But you’re definitely not someone else’s b$&$*.
So you’ve resigned yourself to the reality of capping your potential so much that you’ll never be able to do something meaningful. Then that existential moment arrives and you’re rather poignantly faced with the a crisis of conscience. I’d be hard pressed to say that everyone doesn’t feel it. It’s that moment where you so badly want to add a ton of value to this world before you eventually leave it. In fact, I wouldn’t even consider for a moment that anyone is too old to head down this (rewarding) road.
There are many reasons why businesses fail but an observation of the downfall of entrepreneurs I’ve surrounded myself with will lead me to one conclusion — they failed themselves. They lacked heart. They lacked courage. Perhaps even conviction as to why they so aggressively pursued their first step to releasing themselves of the 9 to 5 shackles.
Then came the blinders — starting a business shouldn’t ever be considered by the sane and financially troubled.
Insanity is necessary along with seeking out a financial savvy partner (conservative money manager CFO-type but not a SPECULATOR) who can complement your operational and marketing expertise. Or maybe a crash course in cash management and conservation.
As an insurance policy maybe commit the principles to heart, mind, body, spirit, and soul outlined in Daymond John’s hustler heavy perspective book, The Power of Broke.
Otherwise, you might not ever be able to plug the gaping hole in the hull of that sinking ship with borrowed $100 bills, hopes, wishes, and dreams.

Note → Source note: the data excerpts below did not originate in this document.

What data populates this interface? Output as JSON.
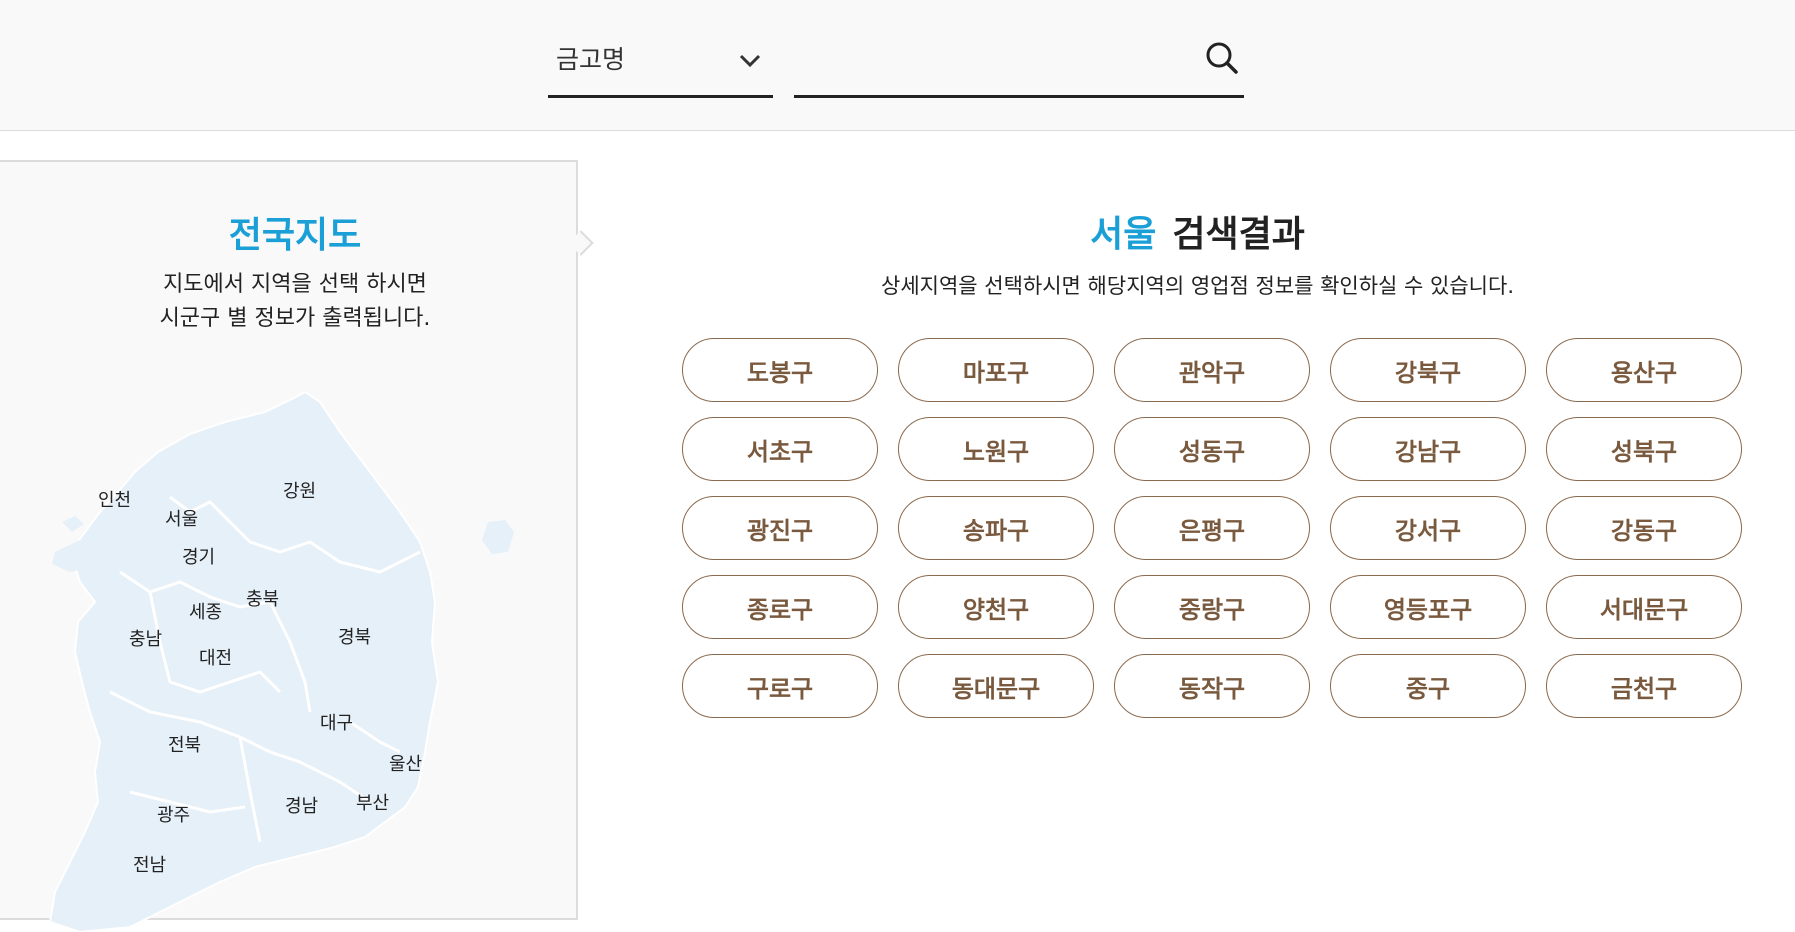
{
  "search": {
    "category_selected": "금고명",
    "input_value": "",
    "input_placeholder": ""
  },
  "map_panel": {
    "title": "전국지도",
    "desc_line1": "지도에서 지역을 선택 하시면",
    "desc_line2": "시군구 별 정보가 출력됩니다.",
    "regions": [
      "인천",
      "강원",
      "서울",
      "경기",
      "충북",
      "세종",
      "충남",
      "경북",
      "대전",
      "대구",
      "전북",
      "울산",
      "광주",
      "경남",
      "부산",
      "전남"
    ]
  },
  "results": {
    "region": "서울",
    "title_suffix": "검색결과",
    "desc": "상세지역을 선택하시면 해당지역의 영업점 정보를 확인하실 수 있습니다.",
    "districts": [
      "도봉구",
      "마포구",
      "관악구",
      "강북구",
      "용산구",
      "서초구",
      "노원구",
      "성동구",
      "강남구",
      "성북구",
      "광진구",
      "송파구",
      "은평구",
      "강서구",
      "강동구",
      "종로구",
      "양천구",
      "중랑구",
      "영등포구",
      "서대문구",
      "구로구",
      "동대문구",
      "동작구",
      "중구",
      "금천구"
    ]
  },
  "colors": {
    "accent": "#1a9fd6",
    "button_border": "#8a6a4e",
    "button_text": "#7a5a3e",
    "map_fill": "#e6f0f8"
  }
}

I grew up watching my dad persist at formulating a model which hinges upon identifying then transforming under-performing and distressed real estate assets and businesses. Once he had perfected that model alongside building the trust and ability to gain greater access to leverage with various financial institutions, he could then replicate that very model. All while continuously seeking to perfect it in order to grow his various existing businesses. Nothing was ever too broken to be fixed and there was always some sort of upside to be realized even with the most seemingly perfect business model. With that kind of optimism and testament to the infectious nature of entrepreneurial spirit, I began to realize it was only a matter of time before there may be no other more fulfilling path for me to follow.
But first, a very methodical approach needed to be taken before we committed our first dollar. Since we (myself, my sister, and her husband) are in the process of starting an Indian quick serve restaurant (The Bombay Frankie Company, Instagram: bombayfrankiecompany) in West Los Angeles, the analysis had to run deep and mitigate any fear of failure.
Because failure is and should never be an option.
We needed to reverse engineer every detail, every subtle nuance, and every angle for which any gain (even pseudo arbitrage) could be realized. And that wouldn’t be limited to the financial realm. Many current quick serve restaurant problems came to mind:
Altogether, it’s nothing short of a huge task coupling management consulting alongside operations and efficiency engineering — literally everything was up for grabs.
Only after that point would price considerations come into play which wouldn’t just blindly set gross margins to be dictated by the 200–250% conventional formula, it would be permissive of a more dynamic pricing scheme which would be reactive in nature to change in trends and other varied margin revenue streams (catering, timed promotions, seasonal offerings, limited plate model).
Our business model isn’t far off from Chipotle’s (minus the massive scale!) and is predicated upon providing the highest level of value for the lowest possible price point. It’s a mid-cost sustainable model for which we could theoretically replicate day-in and day-out.
The Building Blocks
Even after the most meticulous analysis and business model hacking involved with operating three other quick serve restaurants, there are really just four pillars of running a successful operation:
I have deliberately omitted location, location, location from this list because I’ve seen massive followings flock to some of the most off-the-beaten-path eateries just for something unique and inventive (or just a well executed take on a tried and trusted). And that’s largely due to the power of digital marketing and the influence of food bloggers. And by no means should the highly influential role of food bloggers be downplayed!
Point of Sale System
We’ve experimented with running many iPad based Point of Sale software solutions and found that the Square app has, by far, the easiest learning curve.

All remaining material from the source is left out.